"For marketers and processors this is a way to present 'quasi-organic' or 'organic lite' products and extract a premium from consumers," says Chris Galen, a spokesman for the National Milk Producers Federation in Washington, which represents conventional dairy marketing cooperatives. The rBGH-free label used to offer a competitive edge; now it merely serves to keep marketers up with the times. "It's the old joke about why did the chicken cross the road? Because it can," Mr. Galen says.
Sales of milk labeled "artificial hormone-free" do not appear to be affecting the organic market, says Eric Newman, a representative at Organic Valley, a cooperative that sells milk under the Organic Valley and Stonyfield Farm labels. But many in the dairy industry see Wal-Mart's recent decision to sell rBGH-free milk as a bellwether. "It'll probably put the death knell to synthetic growth hormone," Mr. Newman says.
Despite Wal-Mart's announcement, sales of Posilac remain strong, says a spokeswoman for Monsanto.

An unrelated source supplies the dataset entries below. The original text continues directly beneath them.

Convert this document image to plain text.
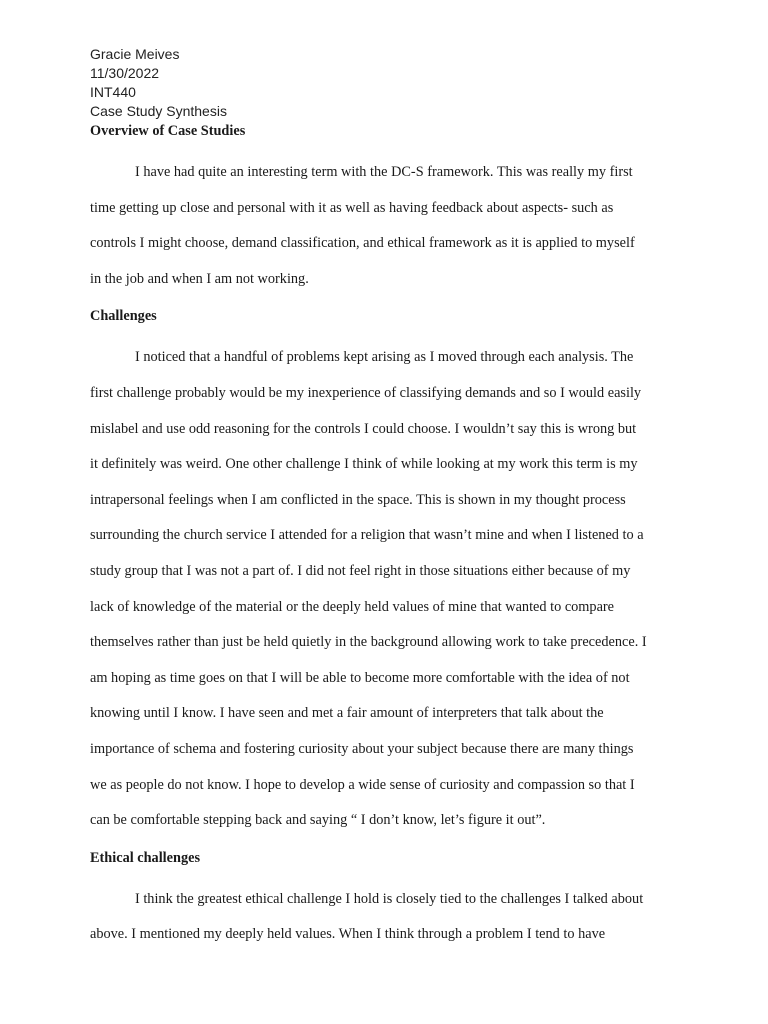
Gracie Meives
11/30/2022
INT440
Case Study Synthesis
Overview of Case Studies
I have had quite an interesting term with the DC-S framework. This was really my first
time getting up close and personal with it as well as having feedback about aspects- such as
controls I might choose, demand classification, and ethical framework as it is applied to myself
in the job and when I am not working.
Challenges
I noticed that a handful of problems kept arising as I moved through each analysis. The
first challenge probably would be my inexperience of classifying demands and so I would easily
mislabel and use odd reasoning for the controls I could choose. I wouldn’t say this is wrong but
it definitely was weird. One other challenge I think of while looking at my work this term is my
intrapersonal feelings when I am conflicted in the space. This is shown in my thought process
surrounding the church service I attended for a religion that wasn’t mine and when I listened to a
study group that I was not a part of. I did not feel right in those situations either because of my
lack of knowledge of the material or the deeply held values of mine that wanted to compare
themselves rather than just be held quietly in the background allowing work to take precedence. I
am hoping as time goes on that I will be able to become more comfortable with the idea of not
knowing until I know. I have seen and met a fair amount of interpreters that talk about the
importance of schema and fostering curiosity about your subject because there are many things
we as people do not know. I hope to develop a wide sense of curiosity and compassion so that I
can be comfortable stepping back and saying “ I don’t know, let’s figure it out”.
Ethical challenges
I think the greatest ethical challenge I hold is closely tied to the challenges I talked about
above. I mentioned my deeply held values. When I think through a problem I tend to have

What also remains strong is state-level debate over labeling, which appears to be reaching a peak. Pennsylvania, the fifth-largest dairy state, essentially banned labeling claims in October 2007, but rescinded the ban after considerable consumer backlash. Ohio, Missouri, Kansas, Indiana, and Michigan all have pending legislation or rule changes that would limit labeling claims about hormones.